At the time of price is waning, yield declining and input costs increased, including high labour cost, all these factors are discouraging the farmers from cotton cultivation, the mainstay of the agriculture in this area, Indian Cotton Association Ltd  (ICAL) has adopted 150 farmers in three villages of Bathinda to make the farmers undertake better management practices.

 These practices are aimed at making significant reduction in input costs with reduced fertiliser application, proper pest identification, using appropriate pesticides and increasing productive use of water, thus increasing cotton yield and profitability.

 For the last two seasons, the sharp decline in cotton prices is the main reason for the decreasing area under this crop in Punjab. In the year 2013-14, the total area under cotton in Punjab was 5.05 lakh hectare which decreased to 4.5 lakh hectare in 2014-15 season.
Besides falling prices, the declining per hectare yield is another disadvantage to the cotton growers.

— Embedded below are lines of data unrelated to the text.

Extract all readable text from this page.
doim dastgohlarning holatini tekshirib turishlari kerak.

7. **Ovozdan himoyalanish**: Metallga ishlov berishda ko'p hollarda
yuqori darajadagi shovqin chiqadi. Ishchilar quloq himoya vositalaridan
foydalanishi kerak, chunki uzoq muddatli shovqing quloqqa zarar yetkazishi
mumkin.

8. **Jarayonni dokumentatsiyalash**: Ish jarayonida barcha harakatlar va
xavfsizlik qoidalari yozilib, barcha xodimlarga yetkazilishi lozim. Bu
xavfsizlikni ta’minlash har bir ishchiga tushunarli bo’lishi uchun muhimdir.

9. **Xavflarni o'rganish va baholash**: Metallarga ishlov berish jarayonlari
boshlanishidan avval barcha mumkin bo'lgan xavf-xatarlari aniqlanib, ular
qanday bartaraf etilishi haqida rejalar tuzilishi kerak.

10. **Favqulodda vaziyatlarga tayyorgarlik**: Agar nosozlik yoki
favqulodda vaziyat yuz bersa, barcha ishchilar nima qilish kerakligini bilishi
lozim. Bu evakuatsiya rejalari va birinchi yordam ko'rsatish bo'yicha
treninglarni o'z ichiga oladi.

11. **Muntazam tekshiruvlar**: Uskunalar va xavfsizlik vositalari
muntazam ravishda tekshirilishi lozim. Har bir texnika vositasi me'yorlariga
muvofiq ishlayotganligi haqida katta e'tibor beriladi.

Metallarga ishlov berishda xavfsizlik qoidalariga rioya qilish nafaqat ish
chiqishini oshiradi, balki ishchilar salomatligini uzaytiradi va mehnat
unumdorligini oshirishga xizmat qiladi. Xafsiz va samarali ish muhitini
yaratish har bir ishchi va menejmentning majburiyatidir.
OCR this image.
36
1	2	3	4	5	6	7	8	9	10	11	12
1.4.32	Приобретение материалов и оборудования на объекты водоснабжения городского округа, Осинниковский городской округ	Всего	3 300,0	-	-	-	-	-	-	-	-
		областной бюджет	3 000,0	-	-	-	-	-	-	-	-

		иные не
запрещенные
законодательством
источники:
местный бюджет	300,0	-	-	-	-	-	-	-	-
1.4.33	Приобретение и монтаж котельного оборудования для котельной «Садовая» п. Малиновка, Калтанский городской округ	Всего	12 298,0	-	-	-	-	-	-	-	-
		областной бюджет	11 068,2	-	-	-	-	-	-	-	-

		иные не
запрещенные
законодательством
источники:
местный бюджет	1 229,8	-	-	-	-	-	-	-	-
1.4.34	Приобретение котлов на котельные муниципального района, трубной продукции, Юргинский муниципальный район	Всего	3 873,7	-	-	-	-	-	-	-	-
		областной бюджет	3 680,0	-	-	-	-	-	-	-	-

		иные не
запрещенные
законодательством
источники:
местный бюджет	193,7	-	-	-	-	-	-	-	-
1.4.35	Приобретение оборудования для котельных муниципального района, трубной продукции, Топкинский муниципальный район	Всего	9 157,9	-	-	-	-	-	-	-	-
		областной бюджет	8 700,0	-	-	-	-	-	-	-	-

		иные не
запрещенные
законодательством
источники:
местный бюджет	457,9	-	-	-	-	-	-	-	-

If the per hectare yield in 2013-14 was 707 kg, it was 529 kg per hectare last year in Punjab.
To give a boost to the cotton cultivation, the ICAL in May this year had adopted Sher Garh, Gehri Bhagi and Gurusar Sainewala villages of Bathinda to promote cotton cultivation by using some innovative scientific techniques to cut input costs and increase cotton yield.

So that the improved yield and low input costs in these three villages promote other cotton growers to make “intelligent cotton agriculture”, we have started “Sankalpa”, meaning determination to perform, a project in collaboration with Monsanto, a private company so that using proper and timely techniques, the farmers earn better profit, said Mahesh Shardha, president of the ICAL.

 “We have a group of scouts who are regularly visiting these 150 farmers to provide them know-how inputs for better management of crop. We have already organised an awareness camp for these farmers and the other camp is scheduled to be held next week,” said Jitender Singh, secretary ICAL.  A former director at Punjab Agriculture University’s regional centre in Bathinda is also rendering his services to these farmers for making better management practiced developed, said Jitendera Singh.

About 10 years ago, when he cotton farmers of the area were on the verge of collapse with sliding yield, a similar attempt in a cluster of 50 villages of Bathinda, Dabwali, Abohar, Malout and Badal area had written a success story, making  a record in cotton production in India in 2007.

Under a Village Cluster Adoption Programme (VCAP), these 50 villages were adopted by a consortium of textile mills and four nationalised banks for imparting technical know-how and training to the farmers for better cropping management. This consortium was led by Vardhman Group includes Nahar, Trident, Aarti, Winsom, JCT, Gounterman groups.

 The VCAP was started in 2003, with the adoption of Nava Pind, a village of Bathinda, making an experiment to check the decreasing cotton yieldin this region. The experiment showed wonderful results and the perhectare yield of Nava Pind doubled to 800 kgs lint/hectare and this village joined the “Elite Cotton Club” of the world.

Then the number of villages under the VCAP kept increasing very year from 10 in 2004, to 25 in 2005 and 50 in 2006.